Mas o filme seguinte -"Linha Geral", 1929 -demasiadamente oficioso, mal visto como encomenda de propaganda dos kolkozes, não produziu o mesmo impacto. No mesmo ano a dupla busca trabalho na Europa onde assina "um filme ginecológico" (segundo a imprensa conservadora) dirigido por Tisse que inclui Eisenstein como colaborador na montagem. Sugestivamente, a fita chama-se "Miséria e Felicidade das Mulheres", 1929. Um caso raro de cinema científico "avant la lettre", onde a dupla dinâmica prestou-se a encomenda montada e remontada (com finais diversos e pontos de vista pró e contra o aborto). Quase um exemplo primário do poder da montagem, apesar de frustrar o próprio criador da montagem dialética.
O episódio serve para ilustrar o poder da montagem como elemento de articulação independente dentro de um filme. Ela (montagem) não é um aspecto de um filme, mas o aspecto. Uma montagem primária às vezes salva ou afunda um experimento, produto informativo ou o quê?
Esse filme de encomenda compõem-se de quatro partes distintas.

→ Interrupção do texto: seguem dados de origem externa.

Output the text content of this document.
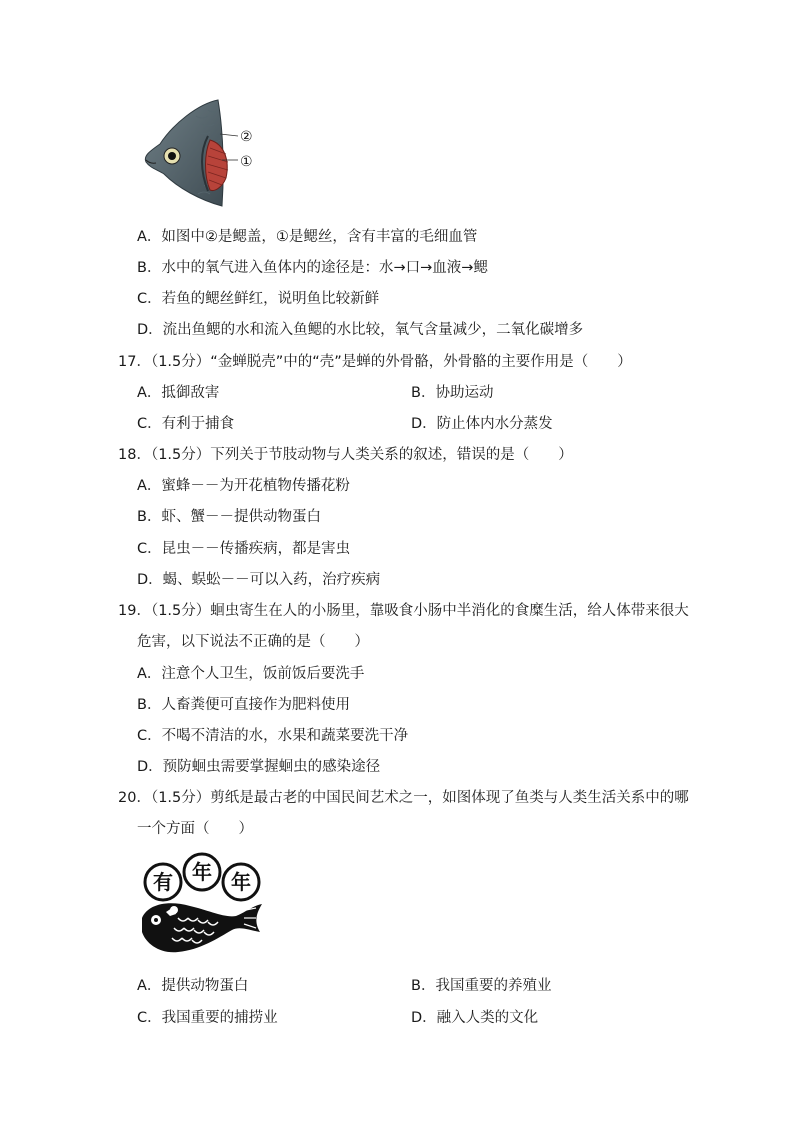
②
①
A．如图中②是鳃盖，①是鳃丝，含有丰富的毛细血管
B．水中的氧气进入鱼体内的途径是：水→口→血液→鳃
C．若鱼的鳃丝鲜红，说明鱼比较新鲜
D．流出鱼鳃的水和流入鱼鳃的水比较，氧气含量减少，二氧化碳增多
17．（1.5分）“金蝉脱壳”中的“壳”是蝉的外骨骼，外骨骼的主要作用是（　　）
A．抵御敌害	B．协助运动
C．有利于捕食	D．防止体内水分蒸发
18．（1.5分）下列关于节肢动物与人类关系的叙述，错误的是（　　）
A．蜜蜂－－为开花植物传播花粉
B．虾、蟹－－提供动物蛋白
C．昆虫－－传播疾病，都是害虫
D．蝎、蜈蚣－－可以入药，治疗疾病
19．（1.5分）蛔虫寄生在人的小肠里，靠吸食小肠中半消化的食糜生活，给人体带来很大
危害，以下说法不正确的是（　　）
A．注意个人卫生，饭前饭后要洗手
B．人畜粪便可直接作为肥料使用
C．不喝不清洁的水，水果和蔬菜要洗干净
D．预防蛔虫需要掌握蛔虫的感染途径
20．（1.5分）剪纸是最古老的中国民间艺术之一，如图体现了鱼类与人类生活关系中的哪
一个方面（　　）
有 年 年
A．提供动物蛋白	B．我国重要的养殖业
C．我国重要的捕捞业	D．融入人类的文化
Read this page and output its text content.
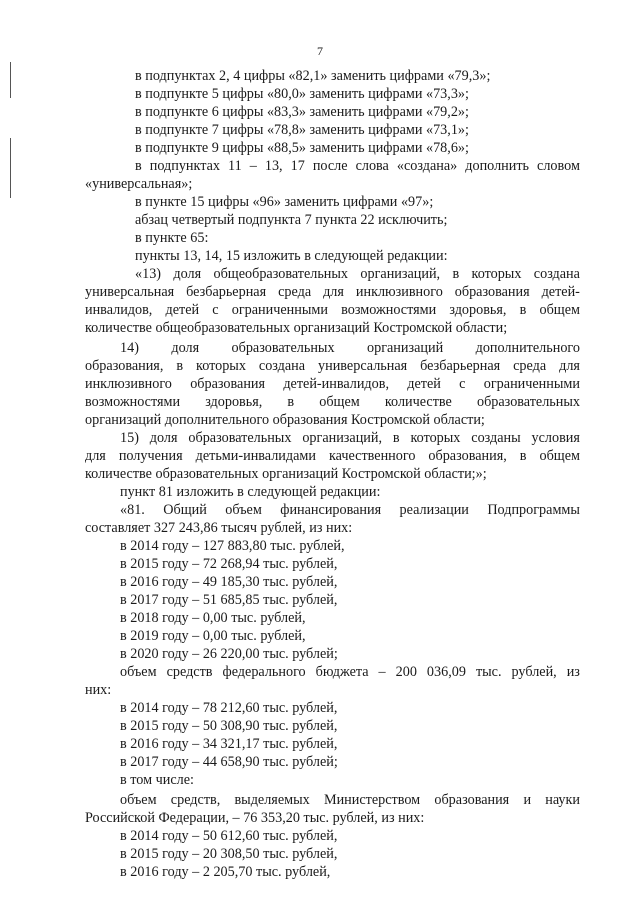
7
в подпунктах 2, 4 цифры «82,1» заменить цифрами «79,3»;
в подпункте 5 цифры «80,0» заменить цифрами «73,3»;
в подпункте 6 цифры «83,3» заменить цифрами «79,2»;
в подпункте 7 цифры «78,8» заменить цифрами «73,1»;
в подпункте 9 цифры «88,5» заменить цифрами «78,6»;
в подпунктах 11 – 13, 17 после слова «создана» дополнить словом
«универсальная»;
в пункте 15 цифры «96» заменить цифрами «97»;
абзац четвертый подпункта 7 пункта 22 исключить;
в пункте 65:
пункты 13, 14, 15 изложить в следующей редакции:
«13) доля общеобразовательных организаций, в которых создана
универсальная безбарьерная среда для инклюзивного образования детей-
инвалидов, детей с ограниченными возможностями здоровья, в общем
количестве общеобразовательных организаций Костромской области;
14) доля образовательных организаций дополнительного
образования, в которых создана универсальная безбарьерная среда для
инклюзивного образования детей-инвалидов, детей с ограниченными
возможностями здоровья, в общем количестве образовательных
организаций дополнительного образования Костромской области;
15) доля образовательных организаций, в которых созданы условия
для получения детьми-инвалидами качественного образования, в общем
количестве образовательных организаций Костромской области;»;
пункт 81 изложить в следующей редакции:
«81. Общий объем финансирования реализации Подпрограммы
составляет 327 243,86 тысяч рублей, из них:
в 2014 году – 127 883,80 тыс. рублей,
в 2015 году – 72 268,94 тыс. рублей,
в 2016 году – 49 185,30 тыс. рублей,
в 2017 году – 51 685,85 тыс. рублей,
в 2018 году – 0,00 тыс. рублей,
в 2019 году – 0,00 тыс. рублей,
в 2020 году – 26 220,00 тыс. рублей;
объем средств федерального бюджета – 200 036,09 тыс. рублей, из
них:
в 2014 году – 78 212,60 тыс. рублей,
в 2015 году – 50 308,90 тыс. рублей,
в 2016 году – 34 321,17 тыс. рублей,
в 2017 году – 44 658,90 тыс. рублей;
в том числе:
объем средств, выделяемых Министерством образования и науки
Российской Федерации, – 76 353,20 тыс. рублей, из них:
в 2014 году – 50 612,60 тыс. рублей,
в 2015 году – 20 308,50 тыс. рублей,
в 2016 году – 2 205,70 тыс. рублей,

O tema geral é o aborto clandestino, provocado por casos dramáticos de tensão social. Onde o horror nasce do caos. A trama mostra toda a miséria vinda das ruas da metrópole. Como não poderia deixar de ser, há uma sedução. Um milionário induz uma jovem ao flerte com resultados.


Rogerio Sganzerla é diretor de cinema; realizou, entre outros, "O Bandido da Luz Vermelha" e "Sem Essa Aranha".